Court orders liquidation of Steel Corporation to pay off creditors

MANILA, Philippines — The Regional Trial Court of Batangas City has ordered the liquidation of Steel Corporation of the Philippines (SCP) on grounds that rehabilitation is no longer a feasible option.

The order to convert the rehabilitation of the steel producer into liquidation proceedings was issued by the RTC on Sept. 19.  For creditor banks like Planters Bank, Chinabank, Land Bank of the Philippines, Banco de Oro and DEG (Deutsche Investitions-und Entwicklungsgesellschaft), this means that whatever is left from the company’s assets will be used to offset some of their receivables.

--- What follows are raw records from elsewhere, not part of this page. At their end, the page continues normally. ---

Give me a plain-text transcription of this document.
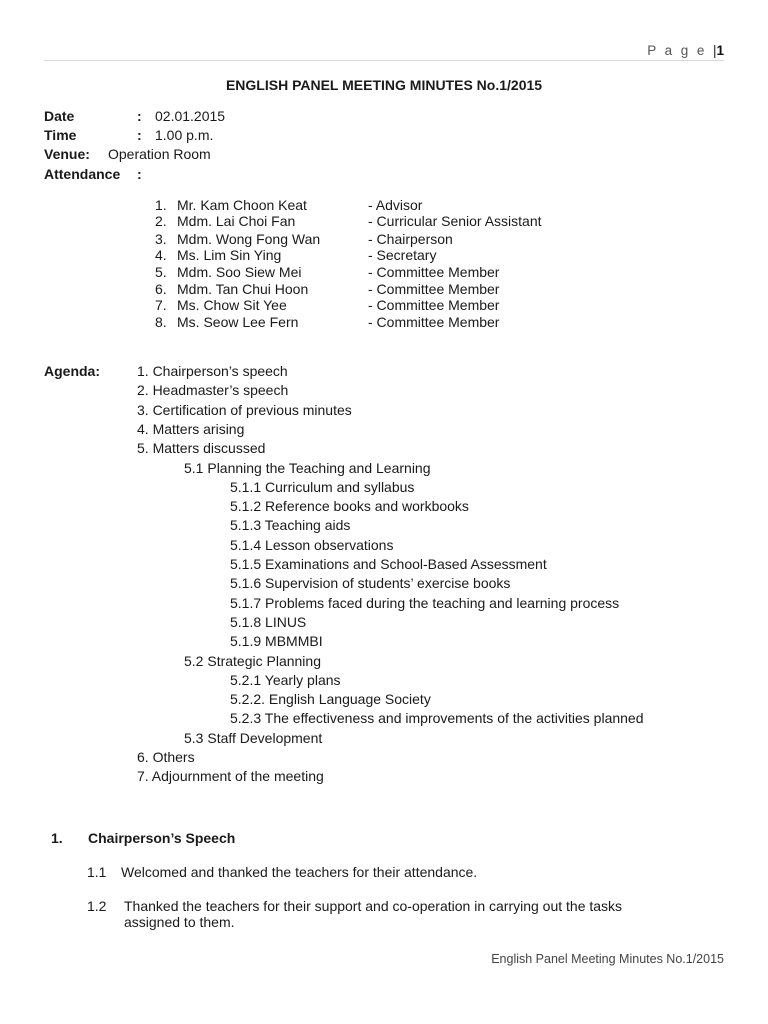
P a g e |1
ENGLISH PANEL MEETING MINUTES No.1/2015
Date	: 02.01.2015
Time	: 1.00 p.m.
Venue: Operation Room
Attendance :
1. Mr. Kam Choon Keat	- Advisor
2. Mdm. Lai Choi Fan	- Curricular Senior Assistant
3. Mdm. Wong Fong Wan	- Chairperson
4. Ms. Lim Sin Ying	- Secretary
5. Mdm. Soo Siew Mei	- Committee Member
6. Mdm. Tan Chui Hoon	- Committee Member
7. Ms. Chow Sit Yee	- Committee Member
8. Ms. Seow Lee Fern	- Committee Member
Agenda:	1. Chairperson’s speech
2. Headmaster’s speech
3. Certification of previous minutes
4. Matters arising
5. Matters discussed
5.1 Planning the Teaching and Learning
5.1.1 Curriculum and syllabus
5.1.2 Reference books and workbooks
5.1.3 Teaching aids
5.1.4 Lesson observations
5.1.5 Examinations and School-Based Assessment
5.1.6 Supervision of students’ exercise books
5.1.7 Problems faced during the teaching and learning process
5.1.8 LINUS
5.1.9 MBMMBI
5.2 Strategic Planning
5.2.1 Yearly plans
5.2.2. English Language Society
5.2.3 The effectiveness and improvements of the activities planned
5.3 Staff Development
6. Others
7. Adjournment of the meeting
1. Chairperson’s Speech
1.1 Welcomed and thanked the teachers for their attendance.
1.2 Thanked the teachers for their support and co-operation in carrying out the tasks
assigned to them.
English Panel Meeting Minutes No.1/2015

The RTC has ruled out rehabilitation on grounds that SCP now appears to be insolvent, a situation where liabilities exceed assets.  The court also noted that:

* The continued operations of SCP is threatened by non-payment of its customs duties and other taxes; and

*  The actual result of business operations and financial condition of SCP cannot support the amortization schedule of the restructured debts in the approved rehabilitation plan.

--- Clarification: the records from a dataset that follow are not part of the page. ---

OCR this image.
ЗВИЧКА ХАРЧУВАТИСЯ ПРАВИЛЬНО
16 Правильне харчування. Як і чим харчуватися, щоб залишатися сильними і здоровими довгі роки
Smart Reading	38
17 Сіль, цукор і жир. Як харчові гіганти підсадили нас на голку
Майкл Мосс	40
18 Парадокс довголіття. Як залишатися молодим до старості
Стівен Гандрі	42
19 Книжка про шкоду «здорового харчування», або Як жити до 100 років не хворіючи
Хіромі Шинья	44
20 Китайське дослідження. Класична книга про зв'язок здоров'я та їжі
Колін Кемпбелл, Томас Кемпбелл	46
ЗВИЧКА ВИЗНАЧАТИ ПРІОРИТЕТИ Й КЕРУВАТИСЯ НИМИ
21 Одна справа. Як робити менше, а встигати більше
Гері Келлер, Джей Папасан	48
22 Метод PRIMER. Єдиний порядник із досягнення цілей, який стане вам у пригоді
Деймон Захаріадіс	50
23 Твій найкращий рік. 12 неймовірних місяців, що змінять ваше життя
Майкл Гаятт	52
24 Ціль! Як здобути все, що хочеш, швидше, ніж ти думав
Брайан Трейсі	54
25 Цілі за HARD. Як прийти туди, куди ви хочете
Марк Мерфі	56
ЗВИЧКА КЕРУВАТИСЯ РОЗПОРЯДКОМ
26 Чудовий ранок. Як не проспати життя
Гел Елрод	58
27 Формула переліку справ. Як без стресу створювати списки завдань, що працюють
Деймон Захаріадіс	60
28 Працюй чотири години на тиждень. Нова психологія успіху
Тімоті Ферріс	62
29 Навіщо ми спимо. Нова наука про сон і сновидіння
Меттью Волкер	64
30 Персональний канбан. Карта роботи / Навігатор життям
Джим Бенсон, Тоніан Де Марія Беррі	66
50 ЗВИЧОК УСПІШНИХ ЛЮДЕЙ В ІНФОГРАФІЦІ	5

In addition, the order noted that SCP had not complied with the provisions of the approved rehab plan and with the orders of the rehabilitation court. It had also failed to achieve the desired targets and goals set forth in the approved rehab plan, the order said.

A liquidation order was issued declaring SCP as insolvent and dissolved, ordering the sheriff of the RTC in Batangas City to take possession and control of all the properties of the debtor, except those that may be exempt from execution.

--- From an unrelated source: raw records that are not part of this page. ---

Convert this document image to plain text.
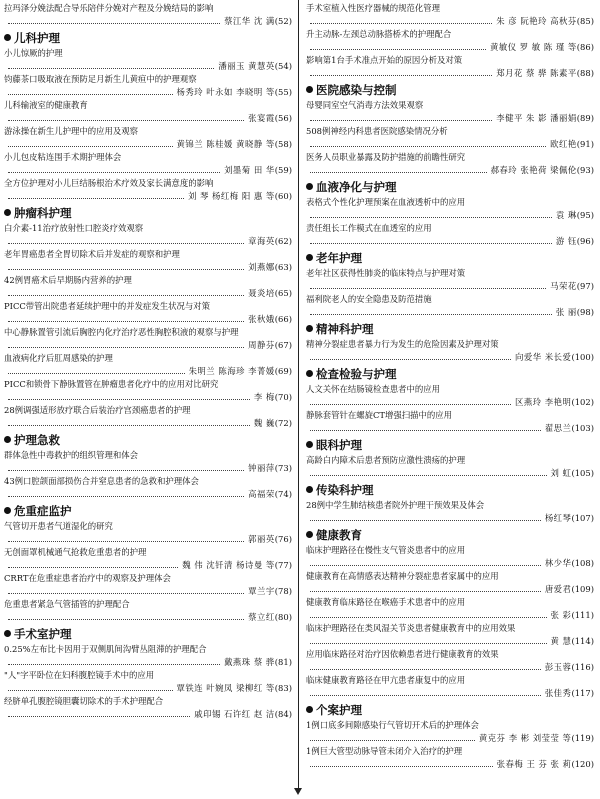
拉玛泽分娩法配合导乐陪伴分娩对产程及分娩结局的影响
蔡江华 沈 满 (52)
儿科护理
小儿惊厥的护理
潘丽玉 黄慧英 (54)
钧藤茶口吸取液在预防足月新生儿黄疸中的护理观察
杨秀玲 叶永如 李晓明 等 (55)
儿科输液室的健康教育
张宴霞 (56)
游泳操在新生儿护理中的应用及观察
黄锦兰 陈桂媛 黄晓静 等 (58)
小儿包皮粘连围手术期护理体会
刘墨菊 田 华 (59)
全方位护理对小儿巨结肠根治术疗效及家长满意度的影响
刘 琴 杨红梅 阳 惠 等 (60)
肿瘤科护理
白介素-11治疗放射性口腔炎疗效观察
章海英 (62)
老年胃癌患者全胃切除术后并发症的观察和护理
刘燕娜 (63)
42例胃癌术后早期肠内营养的护理
聂炎培 (65)
PICC带管出院患者延续护理中的并发症发生状况与对策
张秋娥 (66)
中心静脉置管引流后胸腔内化疗治疗恶性胸腔积液的观察与护理
周静芬 (67)
血液病化疗后肛周感染的护理
朱明兰 陈海珍 李菁媛 (69)
PICC和锁骨下静脉置管在肿瘤患者化疗中的应用对比研究
李 梅 (70)
28例调强适形放疗联合后装治疗宫颈癌患者的护理
魏 巍 (72)
护理急救
群体急性中毒救护的组织管理和体会
钟丽萍 (73)
43例口腔颌面部损伤合并窒息患者的急救和护理体会
高福荣 (74)
危重症监护
气管切开患者气道湿化的研究
郭丽英 (76)
无创面罩机械通气抢救危重患者的护理
魏 伟 沈钎清 杨诗曼 等 (77)
CRRT在危重症患者治疗中的观察及护理体会
覃兰宇 (78)
危重患者紧急气管插管的护理配合
蔡立红 (80)
手术室护理
0.25%左布比卡因用于双侧肌间沟臂丛阻滞的护理配合
戴燕珠 蔡 骅 (81)
"人"字平卧位在妇科腹腔镜手术中的应用
覃铁连 叶婉凤 梁柳红 等 (83)
经脐单孔腹腔镜胆囊切除术的手术护理配合
戚印锡 石许红 赵 洁 (84)
手术室植入性医疗器械的规范化管理
朱 彦 阮艳玲 高秋芬 (85)
升主动脉-左颈总动脉搭桥术的护理配合
黄敏仪 罗 敏 陈 瑾 等 (86)
影响第1台手术准点开始的原因分析及对策
郑月花 蔡 骅 陈素平 (88)
医院感染与控制
母婴同室空气消毒方法效果观察
李健平 朱 影 潘丽娟 (89)
508例神经内科患者医院感染情况分析
欧红艳 (91)
医务人员职业暴露及防护措施的前瞻性研究
郝春玲 张艳荷 梁佩伦 (93)
血液净化与护理
表格式个性化护理预案在血液透析中的应用
袁 琳 (95)
责任组长工作模式在血透室的应用
游 钰 (96)
老年护理
老年社区获得性肺炎的临床特点与护理对策
马荣花 (97)
福利院老人的安全隐患及防范措施
张 丽 (98)
精神科护理
精神分裂症患者暴力行为发生的危险因素及护理对策
向爱华 米长爱 (100)
检查检验与护理
人文关怀在结肠镜检查患者中的应用
区燕玲 李艳明 (102)
静脉套管针在螺旋CT增强扫描中的应用
翟思兰 (103)
眼科护理
高龄白内障术后患者预防应激性溃疡的护理
刘 虹 (105)
传染科护理
28例中学生肺结核患者院外护理干预效果及体会
杨红琴 (107)
健康教育
临床护理路径在慢性支气管炎患者中的应用
林少华 (108)
健康教育在高情感表达精神分裂症患者家属中的应用
唐爱君 (109)
健康教育临床路径在喉癌手术患者中的应用
张 彩 (111)
临床护理路径在类风湿关节炎患者健康教育中的应用效果
黄 慧 (114)
应用临床路径对治疗因依赖患者进行健康教育的效果
彭玉蓉 (116)
临床健康教育路径在甲亢患者康复中的应用
张佳秀 (117)
个案护理
1例口底多间隙感染行气管切开术后的护理体会
黄克芬 李 彬 刘莹莹 等 (119)
1例巨大管型动脉导管未闭介入治疗的护理
张春梅 王 芬 张 莉 (120)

The court ordered: directing payments of any claims and conveyance of any property due debtor SCP to the liquidator; prohibiting payments and transfer of any property by SCP; directing all creditors to file their claims with the liquidator within the period set by the rules of procedure; and, authorizing the payment of administrative expenses as they become due.

Accordingly, the Sheriffs have implemented the court order and taken possession of the company’s assets.

SCP started having financial difficulties and failed to meet its financial obligations in 2000.  At the request of SCP, the banks restructured its loans in December 2002 under an Omnibus Agreement. However, SCP still failed to comply and in June 2006 defaulted on its principal payments, thus prompting the banks to file a creditor-led rehabilitation plan in September 2006.

The court-approved rehab plan required also SCP’s continued payments to creditors, which the company did not comply with.